Wang Xiaohu, Zhang Suo, Chen Yi, He Longying, Ren Yongmei, Zhang Zhen, Li Juan, Zhang Shiqing
School of Intelligent Manufacturing and Mechanical Engineering, Hunan Institute of Technology, Hengyang, 421002, Hunan, China.
School of Electrical and Information Engineering, Hunan Institute of Technology, Hengyang, 421002, Hunan, China.
Sci Rep. 2024 Aug 1;14(1):17841. doi: 10.1038/s41598-024-68874-x.
The precise forecasting of air quality is of great significance as an integral component of early warning systems. This remains a formidable challenge owing to the limited information of emission source and the considerable uncertainties inherent in dynamic processes. To improve the accuracy of air quality forecasting, this work proposes a new spatiotemporal hybrid deep learning model based on variational mode decomposition (VMD), graph attention networks (GAT) and bi-directional long short-term memory (BiLSTM), referred to as VMD-GAT-BiLSTM, for air quality forecasting. The proposed model initially employ a VMD to decompose original PM data into a series of relatively stable sub-sequences, thus reducing the influence of unknown factors on model prediction capabilities. For each sub-sequence, a GAT is then designed to explore deep spatial relationships among different monitoring stations. Next, a BiLSTM is utilized to learn the temporal features of each decomposed sub-sequence. Finally, the forecasting results of each decomposed sub-sequence are aggregated and summed as the final air quality prediction results. Experiment results on the collected Beijing air quality dataset show that the proposed model presents superior performance to other used methods on both short-term and long-term air quality forecasting tasks.

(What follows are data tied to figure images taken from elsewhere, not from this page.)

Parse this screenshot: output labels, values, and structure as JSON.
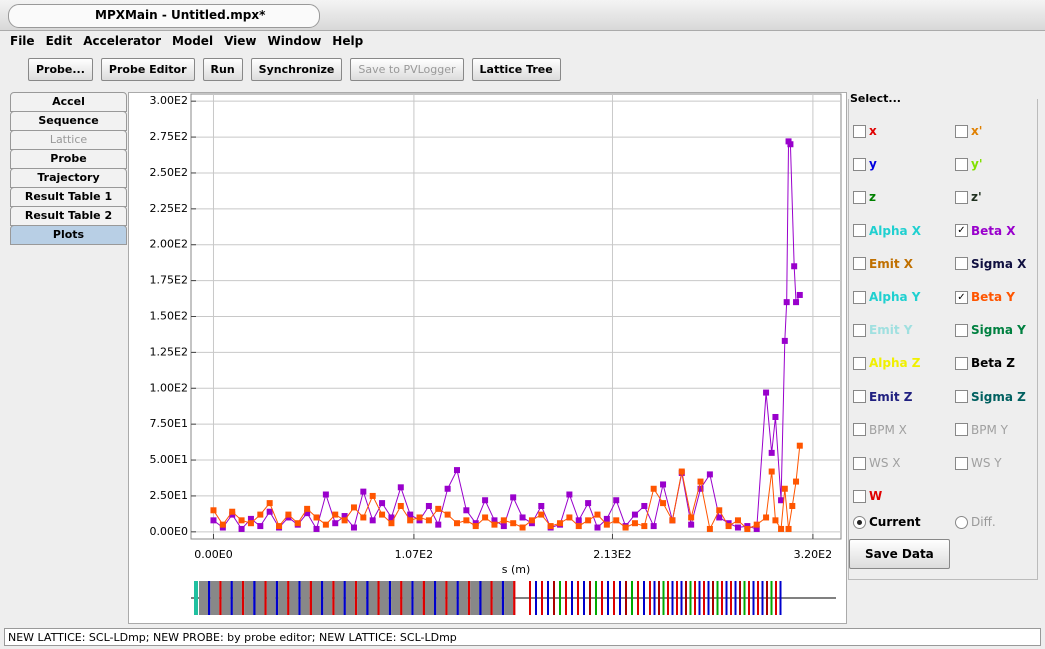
{
  "window": {
    "title": "MPXMain - Untitled.mpx*"
  },
  "menu": [
    "File",
    "Edit",
    "Accelerator",
    "Model",
    "View",
    "Window",
    "Help"
  ],
  "toolbar": [
    {
      "label": "Probe...",
      "enabled": true
    },
    {
      "label": "Probe Editor",
      "enabled": true
    },
    {
      "label": "Run",
      "enabled": true
    },
    {
      "label": "Synchronize",
      "enabled": true
    },
    {
      "label": "Save to PVLogger",
      "enabled": false
    },
    {
      "label": "Lattice Tree",
      "enabled": true
    }
  ],
  "tabs": [
    {
      "label": "Accel",
      "enabled": true,
      "selected": false
    },
    {
      "label": "Sequence",
      "enabled": true,
      "selected": false
    },
    {
      "label": "Lattice",
      "enabled": false,
      "selected": false
    },
    {
      "label": "Probe",
      "enabled": true,
      "selected": false
    },
    {
      "label": "Trajectory",
      "enabled": true,
      "selected": false
    },
    {
      "label": "Result Table 1",
      "enabled": true,
      "selected": false
    },
    {
      "label": "Result Table 2",
      "enabled": true,
      "selected": false
    },
    {
      "label": "Plots",
      "enabled": true,
      "selected": true
    }
  ],
  "chart_data": {
    "type": "line",
    "xlabel": "s (m)",
    "xlim": [
      -12,
      335
    ],
    "ylim": [
      -5,
      305
    ],
    "grid": true,
    "xticks": [
      {
        "value": 0,
        "label": "0.00E0"
      },
      {
        "value": 107,
        "label": "1.07E2"
      },
      {
        "value": 213,
        "label": "2.13E2"
      },
      {
        "value": 320,
        "label": "3.20E2"
      }
    ],
    "yticks": [
      {
        "value": 0,
        "label": "0.00E0"
      },
      {
        "value": 25,
        "label": "2.50E1"
      },
      {
        "value": 50,
        "label": "5.00E1"
      },
      {
        "value": 75,
        "label": "7.50E1"
      },
      {
        "value": 100,
        "label": "1.00E2"
      },
      {
        "value": 125,
        "label": "1.25E2"
      },
      {
        "value": 150,
        "label": "1.50E2"
      },
      {
        "value": 175,
        "label": "1.75E2"
      },
      {
        "value": 200,
        "label": "2.00E2"
      },
      {
        "value": 225,
        "label": "2.25E2"
      },
      {
        "value": 250,
        "label": "2.50E2"
      },
      {
        "value": 275,
        "label": "2.75E2"
      },
      {
        "value": 300,
        "label": "3.00E2"
      }
    ],
    "series": [
      {
        "color": "#9900cc",
        "x": [
          0,
          5,
          10,
          15,
          20,
          25,
          30,
          35,
          40,
          45,
          50,
          55,
          60,
          65,
          70,
          75,
          80,
          85,
          90,
          95,
          100,
          105,
          110,
          115,
          120,
          125,
          130,
          135,
          140,
          145,
          150,
          155,
          160,
          165,
          170,
          175,
          180,
          185,
          190,
          195,
          200,
          205,
          210,
          215,
          220,
          225,
          230,
          235,
          240,
          245,
          250,
          255,
          260,
          265,
          270,
          275,
          280,
          285,
          290,
          295,
          298,
          300,
          303,
          305,
          306,
          307,
          308,
          310,
          311,
          313
        ],
        "values": [
          8,
          3,
          12,
          2,
          9,
          4,
          14,
          3,
          10,
          5,
          13,
          2,
          26,
          6,
          11,
          3,
          28,
          8,
          20,
          10,
          31,
          12,
          8,
          18,
          5,
          30,
          43,
          15,
          6,
          22,
          8,
          4,
          24,
          10,
          6,
          18,
          3,
          5,
          26,
          8,
          20,
          3,
          9,
          22,
          4,
          12,
          18,
          4,
          33,
          8,
          41,
          5,
          30,
          40,
          10,
          6,
          3,
          4,
          2,
          97,
          55,
          80,
          22,
          133,
          160,
          272,
          270,
          185,
          160,
          165
        ]
      },
      {
        "color": "#ff5500",
        "x": [
          0,
          5,
          10,
          15,
          20,
          25,
          30,
          35,
          40,
          45,
          50,
          55,
          60,
          65,
          70,
          75,
          80,
          85,
          90,
          95,
          100,
          105,
          110,
          115,
          120,
          125,
          130,
          135,
          140,
          145,
          150,
          155,
          160,
          165,
          170,
          175,
          180,
          185,
          190,
          195,
          200,
          205,
          210,
          215,
          220,
          225,
          230,
          235,
          240,
          245,
          250,
          255,
          260,
          265,
          270,
          275,
          280,
          285,
          290,
          295,
          298,
          300,
          303,
          305,
          307,
          309,
          311,
          313
        ],
        "values": [
          15,
          5,
          14,
          8,
          6,
          12,
          20,
          4,
          12,
          6,
          16,
          10,
          5,
          12,
          8,
          17,
          10,
          25,
          12,
          6,
          18,
          8,
          10,
          8,
          16,
          12,
          6,
          8,
          4,
          10,
          5,
          8,
          6,
          3,
          8,
          12,
          4,
          6,
          10,
          4,
          8,
          12,
          5,
          8,
          3,
          6,
          4,
          30,
          20,
          8,
          42,
          10,
          35,
          2,
          15,
          4,
          8,
          2,
          5,
          10,
          42,
          8,
          2,
          30,
          2,
          18,
          35,
          60
        ]
      }
    ]
  },
  "select_panel": {
    "title": "Select...",
    "options": [
      {
        "label": "x",
        "color": "#e00000",
        "checked": false,
        "enabled": true
      },
      {
        "label": "x'",
        "color": "#e08000",
        "checked": false,
        "enabled": true
      },
      {
        "label": "y",
        "color": "#0000e0",
        "checked": false,
        "enabled": true
      },
      {
        "label": "y'",
        "color": "#80e000",
        "checked": false,
        "enabled": true
      },
      {
        "label": "z",
        "color": "#008000",
        "checked": false,
        "enabled": true
      },
      {
        "label": "z'",
        "color": "#203020",
        "checked": false,
        "enabled": true
      },
      {
        "label": "Alpha X",
        "color": "#20d0d0",
        "checked": false,
        "enabled": true
      },
      {
        "label": "Beta X",
        "color": "#9900cc",
        "checked": true,
        "enabled": true
      },
      {
        "label": "Emit X",
        "color": "#c07000",
        "checked": false,
        "enabled": true
      },
      {
        "label": "Sigma X",
        "color": "#101040",
        "checked": false,
        "enabled": true
      },
      {
        "label": "Alpha Y",
        "color": "#20d0d0",
        "checked": false,
        "enabled": true
      },
      {
        "label": "Beta Y",
        "color": "#ff5500",
        "checked": true,
        "enabled": true
      },
      {
        "label": "Emit Y",
        "color": "#a0e0e0",
        "checked": false,
        "enabled": true
      },
      {
        "label": "Sigma Y",
        "color": "#008040",
        "checked": false,
        "enabled": true
      },
      {
        "label": "Alpha Z",
        "color": "#f0f000",
        "checked": false,
        "enabled": true
      },
      {
        "label": "Beta Z",
        "color": "#000000",
        "checked": false,
        "enabled": true
      },
      {
        "label": "Emit Z",
        "color": "#202080",
        "checked": false,
        "enabled": true
      },
      {
        "label": "Sigma Z",
        "color": "#006060",
        "checked": false,
        "enabled": true
      },
      {
        "label": "BPM X",
        "color": "#a0a0a0",
        "checked": false,
        "enabled": false
      },
      {
        "label": "BPM Y",
        "color": "#a0a0a0",
        "checked": false,
        "enabled": false
      },
      {
        "label": "WS X",
        "color": "#a0a0a0",
        "checked": false,
        "enabled": false
      },
      {
        "label": "WS Y",
        "color": "#a0a0a0",
        "checked": false,
        "enabled": false
      },
      {
        "label": "W",
        "color": "#e00000",
        "checked": false,
        "enabled": true
      }
    ],
    "radios": [
      {
        "label": "Current",
        "selected": true
      },
      {
        "label": "Diff.",
        "selected": false
      }
    ],
    "button": "Save Data"
  },
  "status": "NEW LATTICE: SCL-LDmp; NEW PROBE: by probe editor; NEW LATTICE: SCL-LDmp"
}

作为预警系统的一个组成部分,空气质量的精确预测具有重要意义。由于排放源信息有限以及动态过程中存在的大量不确定性,这仍然是一个巨大的挑战。为了提高空气质量预测的准确性,这项工作提出了一种基于变分模态分解(VMD)、图注意力网络(GAT)和双向长短期记忆(BiLSTM)的新型时空混合深度学习模型,即VMD-GAT-BiLSTM,用于空气质量预测。所提出的模型首先采用VMD将原始PM数据分解为一系列相对稳定的子序列,从而减少未知因素对模型预测能力的影响。对于每个子序列,然后设计一个GAT来探索不同监测站之间的深度空间关系。接下来,利用BiLSTM学习每个分解子序列的时间特征。最后,将每个分解子序列的预测结果进行汇总并求和,作为最终的空气质量预测结果。在收集的北京空气质量数据集上的实验结果表明,所提出的模型在短期和长期空气质量预测任务上均表现出优于其他所用方法的性能。